Book the Vote, MacDowell Reopens at Reduced Capacity, and More

by Staff
10.14.20

Every day Poets & Writers Magazine scans the headlines—publishing reports, literary dispatches, academic announcements, and more—for all the news that creative writers need to know. Here are today’s stories.

In partnership with PEN America, Out of Print, and When We All Vote, Penguin Random House has launched Book the Vote, a new programming initiative to educate readers about voting and other civics topics. (Publishers Weekly)

MacDowell has announced it will reopen its in-person residency program—with adjustments due to the ongoing coronavirus pandemic—beginning October 21. Among its new guidelines, MacDowell will reduce its typical resident population by half. 

Earlier this summer MacDowell piloted a virtual residency program, which Thea Prieto wrote about for Poets & Writers Magazine.

“It’s 2020, and I watch my friends ride along the same tracks of outrage, mourning, over-grind, burnout.” Poet Franny Choi writes about watching Battlestar Galactica during quarantine, and searching for a means to break the cycle of racism. (Rumpus)

“With the book, I’m not denying that any other generation was burnt out, but that all the forces and timing have accumulated on us as a generation.” Anne Helen Peterson discusses historicizing millennial burnout in her new book, Can’t Even: How Millennials Became the Burnout Generation. (Guernica)

Bookshop has announced the members of its U.K. board.

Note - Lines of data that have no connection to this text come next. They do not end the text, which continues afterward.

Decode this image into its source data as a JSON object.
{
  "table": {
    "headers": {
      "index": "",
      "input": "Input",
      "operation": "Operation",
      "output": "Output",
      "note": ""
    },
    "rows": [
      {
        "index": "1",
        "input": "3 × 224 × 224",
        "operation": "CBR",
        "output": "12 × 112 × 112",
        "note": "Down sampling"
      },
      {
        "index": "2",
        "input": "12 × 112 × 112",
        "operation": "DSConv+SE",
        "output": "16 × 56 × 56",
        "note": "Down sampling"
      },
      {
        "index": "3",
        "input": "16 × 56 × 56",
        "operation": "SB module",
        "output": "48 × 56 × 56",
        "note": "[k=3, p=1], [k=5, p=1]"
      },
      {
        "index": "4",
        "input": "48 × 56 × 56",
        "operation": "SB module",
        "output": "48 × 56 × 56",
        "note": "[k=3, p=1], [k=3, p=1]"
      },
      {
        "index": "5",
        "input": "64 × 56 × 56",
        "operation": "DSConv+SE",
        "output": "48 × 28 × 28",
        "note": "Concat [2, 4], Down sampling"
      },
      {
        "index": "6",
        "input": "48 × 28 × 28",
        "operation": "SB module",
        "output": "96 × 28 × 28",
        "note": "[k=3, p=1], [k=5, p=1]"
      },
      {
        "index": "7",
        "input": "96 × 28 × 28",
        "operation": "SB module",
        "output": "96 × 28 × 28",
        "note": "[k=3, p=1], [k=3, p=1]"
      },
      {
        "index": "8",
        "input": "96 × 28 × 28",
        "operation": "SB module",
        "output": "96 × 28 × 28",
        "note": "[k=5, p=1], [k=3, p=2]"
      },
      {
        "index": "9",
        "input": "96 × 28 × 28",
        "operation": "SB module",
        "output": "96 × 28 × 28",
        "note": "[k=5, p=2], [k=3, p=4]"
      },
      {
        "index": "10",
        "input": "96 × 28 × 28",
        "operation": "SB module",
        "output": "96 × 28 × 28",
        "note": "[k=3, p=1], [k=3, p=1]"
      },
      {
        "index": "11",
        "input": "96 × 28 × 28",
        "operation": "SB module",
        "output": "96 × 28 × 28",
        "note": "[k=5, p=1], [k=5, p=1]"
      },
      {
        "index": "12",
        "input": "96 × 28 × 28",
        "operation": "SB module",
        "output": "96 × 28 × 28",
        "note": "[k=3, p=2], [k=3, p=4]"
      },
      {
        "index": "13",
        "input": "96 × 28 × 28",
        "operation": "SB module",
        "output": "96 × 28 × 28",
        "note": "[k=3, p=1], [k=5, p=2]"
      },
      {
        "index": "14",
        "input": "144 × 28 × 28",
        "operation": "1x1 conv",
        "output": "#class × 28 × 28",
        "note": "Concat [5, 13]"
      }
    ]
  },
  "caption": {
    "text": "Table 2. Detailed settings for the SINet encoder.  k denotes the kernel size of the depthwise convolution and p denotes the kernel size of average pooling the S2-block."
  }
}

Launched in the United States in January, the popular e-commerce platform will open to U.K. readers in the first week of November. (Bookseller)

“Except for passages at public readings, I hadn’t read the entire book since galley proofs in 1996.” John Morgan Wilson talks to Lambda Literary Review about revising his queer mystery debut, Simple Justice, for a new twenty-fifth anniversary edition. 

A24 has acquired the rights to adapt Bryan Washington’s forthcoming novel, Memorial, for television. (Deadline)

The Guardian recommends ten books on the art of writing, including Essays by Lydia Davis and Mouth Full of Blood by Toni Morrison.